A report from the World Health Organisation (WHO) Commission on Social Connection states loneliness is common everywhere, with about one in six people feeling lonely globally.
It found young people and those living in low-income countries were more likely to experience loneliness.
The report's numbers on social isolation show up to a third of older adults are isolated, and a quarter of teenagers.
PhD candidate Melanie Stowell said now more than ever, people need to have a level of digital knowledge just to access social services and maintain social connections.
Without it, their psychological, social, physical, cognitive and financial well-being could suffer.
Meanwhile, the WHO said research showed that having strong social connections can help people live longer.
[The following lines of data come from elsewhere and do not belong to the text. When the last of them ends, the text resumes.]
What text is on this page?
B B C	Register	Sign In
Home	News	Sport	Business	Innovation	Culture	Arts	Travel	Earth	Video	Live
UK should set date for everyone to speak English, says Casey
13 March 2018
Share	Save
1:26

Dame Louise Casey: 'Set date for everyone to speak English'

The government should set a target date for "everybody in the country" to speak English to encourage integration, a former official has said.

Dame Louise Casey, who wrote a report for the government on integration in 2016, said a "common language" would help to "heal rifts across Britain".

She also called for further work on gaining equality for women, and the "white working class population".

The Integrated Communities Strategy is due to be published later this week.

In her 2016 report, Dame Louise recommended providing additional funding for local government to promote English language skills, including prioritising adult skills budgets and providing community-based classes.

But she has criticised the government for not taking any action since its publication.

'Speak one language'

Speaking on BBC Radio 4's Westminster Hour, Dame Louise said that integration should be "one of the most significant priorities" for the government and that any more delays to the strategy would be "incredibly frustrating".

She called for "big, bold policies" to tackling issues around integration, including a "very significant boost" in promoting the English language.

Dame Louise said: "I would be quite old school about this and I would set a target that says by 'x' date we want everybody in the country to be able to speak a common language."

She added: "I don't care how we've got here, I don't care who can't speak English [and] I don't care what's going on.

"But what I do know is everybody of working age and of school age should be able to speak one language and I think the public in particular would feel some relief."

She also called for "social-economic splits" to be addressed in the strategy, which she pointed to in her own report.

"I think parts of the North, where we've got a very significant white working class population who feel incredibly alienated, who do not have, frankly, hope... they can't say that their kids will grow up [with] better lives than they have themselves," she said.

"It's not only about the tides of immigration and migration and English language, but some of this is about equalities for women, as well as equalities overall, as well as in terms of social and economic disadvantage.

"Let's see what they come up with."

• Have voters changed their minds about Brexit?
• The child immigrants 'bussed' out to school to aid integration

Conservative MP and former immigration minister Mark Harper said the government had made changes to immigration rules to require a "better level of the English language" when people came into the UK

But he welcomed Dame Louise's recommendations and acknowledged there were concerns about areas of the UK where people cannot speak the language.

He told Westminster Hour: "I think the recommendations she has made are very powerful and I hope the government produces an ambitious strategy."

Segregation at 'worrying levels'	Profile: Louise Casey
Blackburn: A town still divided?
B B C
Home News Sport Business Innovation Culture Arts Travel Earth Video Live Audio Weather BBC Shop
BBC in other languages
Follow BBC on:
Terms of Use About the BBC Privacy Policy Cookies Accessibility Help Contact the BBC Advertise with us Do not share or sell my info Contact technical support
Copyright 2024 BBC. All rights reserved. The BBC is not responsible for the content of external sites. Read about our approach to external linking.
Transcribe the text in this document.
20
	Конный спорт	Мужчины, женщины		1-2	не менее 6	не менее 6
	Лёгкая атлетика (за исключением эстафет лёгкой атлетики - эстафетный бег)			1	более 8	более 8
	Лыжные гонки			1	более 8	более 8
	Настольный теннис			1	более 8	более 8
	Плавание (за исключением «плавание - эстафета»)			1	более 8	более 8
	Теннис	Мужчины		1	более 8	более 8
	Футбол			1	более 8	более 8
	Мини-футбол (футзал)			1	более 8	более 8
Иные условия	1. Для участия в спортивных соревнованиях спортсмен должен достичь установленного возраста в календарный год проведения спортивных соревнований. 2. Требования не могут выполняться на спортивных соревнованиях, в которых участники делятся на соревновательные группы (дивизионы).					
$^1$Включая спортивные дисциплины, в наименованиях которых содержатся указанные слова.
"People who are socially connected are often healthier. Support from others may, for instance, lower levels of inflammation and reduce the risk of heart disease and stroke," it said.
Glenice said she found it hard when she could no longer drive and now living in a retirement village, she has a way to push reset when she's feeling lonely.
"There's a door there, go outside and go for a walk...and I go round the building, come back and have a cup of tea. You've got to work on it, it doesn't go away on its own."
Chidrawi said she looks out for changes in the village residents' routines and demeanors.
"They don't usually say look I'm lonely but there are signs. You can see when someone starts isolating or someone who usually likes to get involved with activities, when they seem to withdraw," she said.
"We usually recognise that as a sign of loneliness and we do try and involve them a bit more."
She said the visit from the young children was a success.
"Absolutely amazing, as always the children were well behaved today...it was amazing as always and I'm sure you saw the smiles on my residents faces, very happy with that as always."
Chidrawi said the retirement village residents will be smiling for hours to come.